Präsidentschaftswahl in der Türkei: Wie mächtig ist Recep Tayyip Erdogan wirklich?

Der neu gewählte Präsident Recep Tayyip Erdogan hat geschafft, was kaum jemandem zuvor in der Geschichte der Türkei gelungen ist. Das will er nutzen, um sein Land kategorisch umzubauen. Ein Kommentar.

Ein Kommentar von Thomas Seibert

Recep Tayyip Erdogan hat es geschafft. Nach seinem Sieg bei der türkischen Präsidentenwahl am Sonntag ist der 60-Jährige mächtiger als alle anderen Politiker in der Geschichte seines Landes mit Ausnahme von Staatsgründer Mustafa Kemal Atatürk.

Erdogan will seinen historischen Triumph bei der ersten Direktwahl des Staatspräsidenten nutzen, um die Türkei umzubauen.
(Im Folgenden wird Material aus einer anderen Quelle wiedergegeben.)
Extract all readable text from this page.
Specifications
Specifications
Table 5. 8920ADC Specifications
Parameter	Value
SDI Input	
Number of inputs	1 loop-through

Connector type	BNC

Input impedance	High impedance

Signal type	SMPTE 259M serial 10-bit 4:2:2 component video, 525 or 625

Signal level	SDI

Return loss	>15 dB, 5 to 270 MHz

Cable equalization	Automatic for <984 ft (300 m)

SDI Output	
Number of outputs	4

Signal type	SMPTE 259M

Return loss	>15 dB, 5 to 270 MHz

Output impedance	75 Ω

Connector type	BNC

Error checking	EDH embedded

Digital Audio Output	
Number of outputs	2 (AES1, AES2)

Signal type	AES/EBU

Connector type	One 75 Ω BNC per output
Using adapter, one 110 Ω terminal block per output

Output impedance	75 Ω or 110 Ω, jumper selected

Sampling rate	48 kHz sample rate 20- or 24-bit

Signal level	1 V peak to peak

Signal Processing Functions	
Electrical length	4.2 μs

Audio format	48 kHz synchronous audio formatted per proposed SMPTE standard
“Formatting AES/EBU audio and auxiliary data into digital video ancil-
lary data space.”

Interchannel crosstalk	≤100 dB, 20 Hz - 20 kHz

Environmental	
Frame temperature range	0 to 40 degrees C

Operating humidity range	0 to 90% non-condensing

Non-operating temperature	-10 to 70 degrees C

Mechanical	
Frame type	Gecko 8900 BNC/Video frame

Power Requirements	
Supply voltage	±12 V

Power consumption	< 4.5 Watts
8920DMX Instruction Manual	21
Die parlamentarische Demokratie soll einem Präsidialsystem wie in den USA weichen. Doch ein starkes Mandat für den Umbau hat Erdogan nicht. Nur ein wenig mehr als die Hälfte der türkischen Wähler wollten Erdogan an der Spitze des Staates sehen. Der Vertrauensbeweis fiel schwächer aus als von Erdogan erwartet. Dennoch wird Erdogan jetzt als 12. Präsident der Türkei das Land steuern. Nach außen wird er noch mehr Selbstbewusstsein und zuweilen Schroffheit zeigen als bisher. Für Europa bleibt er ein schwieriger Partner.

Vorbild USA

Im Innern will Erdogan so schnell wie möglich mit Verfassungsänderungen die gesetzlichen Voraussetzungen für ein Präsidialsystem schaffen. Und da fangen seine Probleme an: Er hat derzeit keine Mehrheiten für sein Vorhaben. Seine Regierungspartei AKP wird ohne ihn als Wahlkämpfer bei der Parlamentswahl im kommenden Jahr eher Stimmen verlieren als hinzugewinnen.

Auf absehbare Zeit wird die Türkei deshalb eine Art halbes Präsidialsystem haben. Erdogan verweist bei seinen Plänen auf das Vorbild USA – ohne zu erwähnen, dass in Washington die Macht des Präsidenten durch wirksame Gegengewichte beschränkt wird, die in Ankara fehlen.

In der Türkei kann nur das Verfassungsgericht dem neuen Präsidenten in die Parade fahren. Häufiger Streit zwischen Erdogan und den Verfassungsrichtern ist deshalb absehbar. Darunter könnte die innenpolitische Stabilität leiden, die in den vergangenen Jahren die Grundlage der wirtschaftlichen Erfolge Erdogans war. Auch gibt es Zweifel daran, ob Erdogan der Richtige ist, um als Präsident die Wunden der tiefen Polarisierung in der türkischen Gesellschaft zu heilen, die er zum Teil selbst geschlagen hat. Die Türkei hat nun einen starken Präsidenten, doch sie geht ungewissen Zeiten entgegen.